Adieu Tanger, Salma El Moumni (par Stéphane Bret)
Adieu Tanger, Salma El Moumni, Grasset, août 2023, 175 pages, 18 €
Edition: Grasset
Le thème du premier roman de Salma El Moumni est ambitieux : le pouvoir et l’influence du regard des autres sur soi, sur les choix de sa propre vie.
Alia est marocaine, vit à Tanger. Elle fréquente Quentin, un jeune garçon scolarisé comme elle dans le même lycée. Ce qui préoccupe gravement Alia, ce qui l’obsède dès le départ de ce récit, c’est la sensation qu’elle éprouve de se voir scrutée, épiée, déshabillée du regard, méprisée de ses compatriotes. Serait-ce de la paranoïa ? Alia a le sentiment qu’elle dérange, que ses tentatives d’émancipation et d’ajout d’un peu de liberté dans sa vie sont vouées à l’échec.
Alia relève ce défi en postant des photos sur la toile, ce qui est passible de l’article 483 du Code pénal marocain, qui punit l’outrage public à la pudeur d’un mois à deux ans d’emprisonnement. C’est la résolution de ce dilemme qui va occuper Alia dès sa reprise de contact avec Quentin, qui ne l’aide pas vraiment : « Il t’a toisée du regard avec ses yeux bleus liquides en mordant dans sa fajita (…) Tu as immédiatement regretté d’être venue chez lui, tu n’avais soudain plus faim, tu voulais partir ».
Mais ce qui fait l’attrait de ce roman, c’est la volonté de l’autrice de passer en revue toutes les questions liées à l’intégration, aux origines, à la double appartenance culturelle. Sans apporter ou suggérer des réponse simplistes ou définitives, Salma El Moumni décrit avec force et pertinence ces grands thèmes : « Ta vie en France se résume à essayer de ne pas paraître arabe tout en voulant te démarquer. La violence des mots se confond avec la violence des regards (…) Alors, tu regardes tes congénères et tu se sens plus étrangère encore ».

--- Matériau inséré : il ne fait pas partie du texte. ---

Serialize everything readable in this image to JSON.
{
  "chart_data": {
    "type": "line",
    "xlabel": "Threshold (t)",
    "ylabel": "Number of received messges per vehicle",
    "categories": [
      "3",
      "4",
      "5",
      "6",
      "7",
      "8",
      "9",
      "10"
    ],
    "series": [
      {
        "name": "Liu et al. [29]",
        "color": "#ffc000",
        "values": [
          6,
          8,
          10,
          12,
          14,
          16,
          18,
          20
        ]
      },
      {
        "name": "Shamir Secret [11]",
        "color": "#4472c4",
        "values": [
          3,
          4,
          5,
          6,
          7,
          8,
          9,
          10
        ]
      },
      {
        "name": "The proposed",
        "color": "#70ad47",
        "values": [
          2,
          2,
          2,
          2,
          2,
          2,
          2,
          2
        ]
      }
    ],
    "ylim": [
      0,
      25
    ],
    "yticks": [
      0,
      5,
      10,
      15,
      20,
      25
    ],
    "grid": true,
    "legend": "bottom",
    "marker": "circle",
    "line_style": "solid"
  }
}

Un autre constat, plus émouvant encore, est celui du poids du regard parental et familial, ou la difficulté de vivre sans essayer d’imiter les autres, les Français « de souche », sans être reconnue comme une membre à part entière de leur pays. Salma El Moumni nous le dit avec gravité et tendresse : « Tu n’étais plus marocaine, tu étais banlieusarde. Toujours l’ambivalence : il ne faut pas paraître trop négligée pour ne pas tomber dans le carcan des musulmanes oppressées, ni trop apprêtée, pour ne pas tomber dans celui des beurettes en quête d’attention ».

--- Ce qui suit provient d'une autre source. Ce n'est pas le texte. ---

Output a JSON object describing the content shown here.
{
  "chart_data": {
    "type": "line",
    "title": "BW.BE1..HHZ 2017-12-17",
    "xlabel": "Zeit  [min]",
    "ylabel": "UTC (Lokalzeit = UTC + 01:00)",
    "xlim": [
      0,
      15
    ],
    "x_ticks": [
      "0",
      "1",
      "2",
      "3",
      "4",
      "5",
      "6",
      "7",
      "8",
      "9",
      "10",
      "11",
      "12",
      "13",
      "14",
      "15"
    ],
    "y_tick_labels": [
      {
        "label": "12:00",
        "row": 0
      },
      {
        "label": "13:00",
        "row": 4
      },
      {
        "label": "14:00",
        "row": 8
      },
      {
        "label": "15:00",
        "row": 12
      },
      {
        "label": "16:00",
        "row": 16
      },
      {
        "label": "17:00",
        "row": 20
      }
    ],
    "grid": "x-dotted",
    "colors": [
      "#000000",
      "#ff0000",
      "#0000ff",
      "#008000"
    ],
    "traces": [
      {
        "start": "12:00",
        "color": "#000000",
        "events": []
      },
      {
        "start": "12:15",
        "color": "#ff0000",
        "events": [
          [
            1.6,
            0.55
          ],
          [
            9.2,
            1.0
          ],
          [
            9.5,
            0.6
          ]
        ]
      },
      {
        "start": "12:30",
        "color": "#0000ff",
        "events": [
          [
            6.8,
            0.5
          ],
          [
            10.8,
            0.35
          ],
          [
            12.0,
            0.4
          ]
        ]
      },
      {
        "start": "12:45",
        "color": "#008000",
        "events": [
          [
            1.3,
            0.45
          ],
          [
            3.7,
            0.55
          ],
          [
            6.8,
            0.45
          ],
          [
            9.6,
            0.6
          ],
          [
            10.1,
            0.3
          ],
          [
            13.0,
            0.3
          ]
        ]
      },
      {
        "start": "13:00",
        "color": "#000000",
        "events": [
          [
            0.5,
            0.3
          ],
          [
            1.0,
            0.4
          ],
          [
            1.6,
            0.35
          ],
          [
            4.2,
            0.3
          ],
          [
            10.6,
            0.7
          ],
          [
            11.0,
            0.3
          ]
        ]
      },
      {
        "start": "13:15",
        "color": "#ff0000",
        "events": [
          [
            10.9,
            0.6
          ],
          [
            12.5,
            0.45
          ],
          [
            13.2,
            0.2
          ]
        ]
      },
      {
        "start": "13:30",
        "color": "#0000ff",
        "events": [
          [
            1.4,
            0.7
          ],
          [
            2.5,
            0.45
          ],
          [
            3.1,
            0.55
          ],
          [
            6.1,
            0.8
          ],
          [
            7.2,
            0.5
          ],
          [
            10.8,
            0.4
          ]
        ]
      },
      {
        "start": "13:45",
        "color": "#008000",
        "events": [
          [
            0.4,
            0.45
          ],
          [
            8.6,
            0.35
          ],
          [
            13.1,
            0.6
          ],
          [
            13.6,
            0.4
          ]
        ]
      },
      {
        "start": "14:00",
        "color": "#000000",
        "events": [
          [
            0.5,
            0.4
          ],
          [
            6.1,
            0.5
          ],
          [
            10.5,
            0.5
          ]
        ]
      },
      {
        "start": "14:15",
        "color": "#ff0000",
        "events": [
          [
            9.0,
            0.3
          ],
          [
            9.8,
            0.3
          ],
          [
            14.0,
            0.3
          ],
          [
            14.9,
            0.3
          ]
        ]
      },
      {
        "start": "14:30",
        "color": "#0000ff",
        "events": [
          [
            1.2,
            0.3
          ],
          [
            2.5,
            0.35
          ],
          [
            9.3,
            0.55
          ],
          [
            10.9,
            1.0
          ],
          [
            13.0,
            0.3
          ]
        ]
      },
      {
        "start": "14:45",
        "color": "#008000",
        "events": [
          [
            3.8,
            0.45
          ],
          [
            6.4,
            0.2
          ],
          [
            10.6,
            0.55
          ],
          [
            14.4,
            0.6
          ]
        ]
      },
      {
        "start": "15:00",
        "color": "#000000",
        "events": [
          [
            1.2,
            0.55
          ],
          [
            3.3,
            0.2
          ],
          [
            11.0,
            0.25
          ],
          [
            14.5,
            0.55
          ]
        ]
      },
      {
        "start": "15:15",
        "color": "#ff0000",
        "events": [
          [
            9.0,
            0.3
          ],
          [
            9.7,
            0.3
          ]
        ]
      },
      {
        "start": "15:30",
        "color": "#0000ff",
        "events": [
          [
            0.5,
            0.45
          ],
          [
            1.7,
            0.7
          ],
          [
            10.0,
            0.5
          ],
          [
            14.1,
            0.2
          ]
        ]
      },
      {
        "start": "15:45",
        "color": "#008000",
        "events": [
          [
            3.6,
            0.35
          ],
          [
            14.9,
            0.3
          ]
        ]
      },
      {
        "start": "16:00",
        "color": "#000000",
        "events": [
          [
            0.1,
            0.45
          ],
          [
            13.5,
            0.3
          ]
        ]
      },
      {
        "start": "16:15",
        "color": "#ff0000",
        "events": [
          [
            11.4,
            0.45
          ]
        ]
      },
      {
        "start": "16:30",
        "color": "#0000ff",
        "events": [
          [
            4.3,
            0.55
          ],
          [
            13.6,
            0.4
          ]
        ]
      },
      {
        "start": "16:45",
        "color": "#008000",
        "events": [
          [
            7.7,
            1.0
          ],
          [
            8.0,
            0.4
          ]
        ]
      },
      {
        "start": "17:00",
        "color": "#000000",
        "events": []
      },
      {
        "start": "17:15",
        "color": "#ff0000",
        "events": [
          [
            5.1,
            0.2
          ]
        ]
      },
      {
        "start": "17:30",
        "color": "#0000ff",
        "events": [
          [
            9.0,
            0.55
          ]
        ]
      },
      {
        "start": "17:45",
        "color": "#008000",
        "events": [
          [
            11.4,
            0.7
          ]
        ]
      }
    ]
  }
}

Tout est dit, et la conclusion de ce roman découle tout naturellement de cet état des lieux. On pense, à la lecture de ce très bon roman, à la trilogie de l’auteure Leïla Slimani, également marocaine, Au pays des autres, qui aborde avec beaucoup de justesse les questions de l’origine, de la discrimination, de la haine de soi. Ce premier roman a le mérite d’exposer cette question du pouvoir du regard des autres, de son intériorisation dans notre vie psychique.
Stéphane Bret
Née en 1999 au Maroc, Salma El Moumni a grandi à Tanger avant de venir faire ses études en France. Ancienne élève de l’École normale supérieure de Lyon, elle vit aujourd’hui à Paris.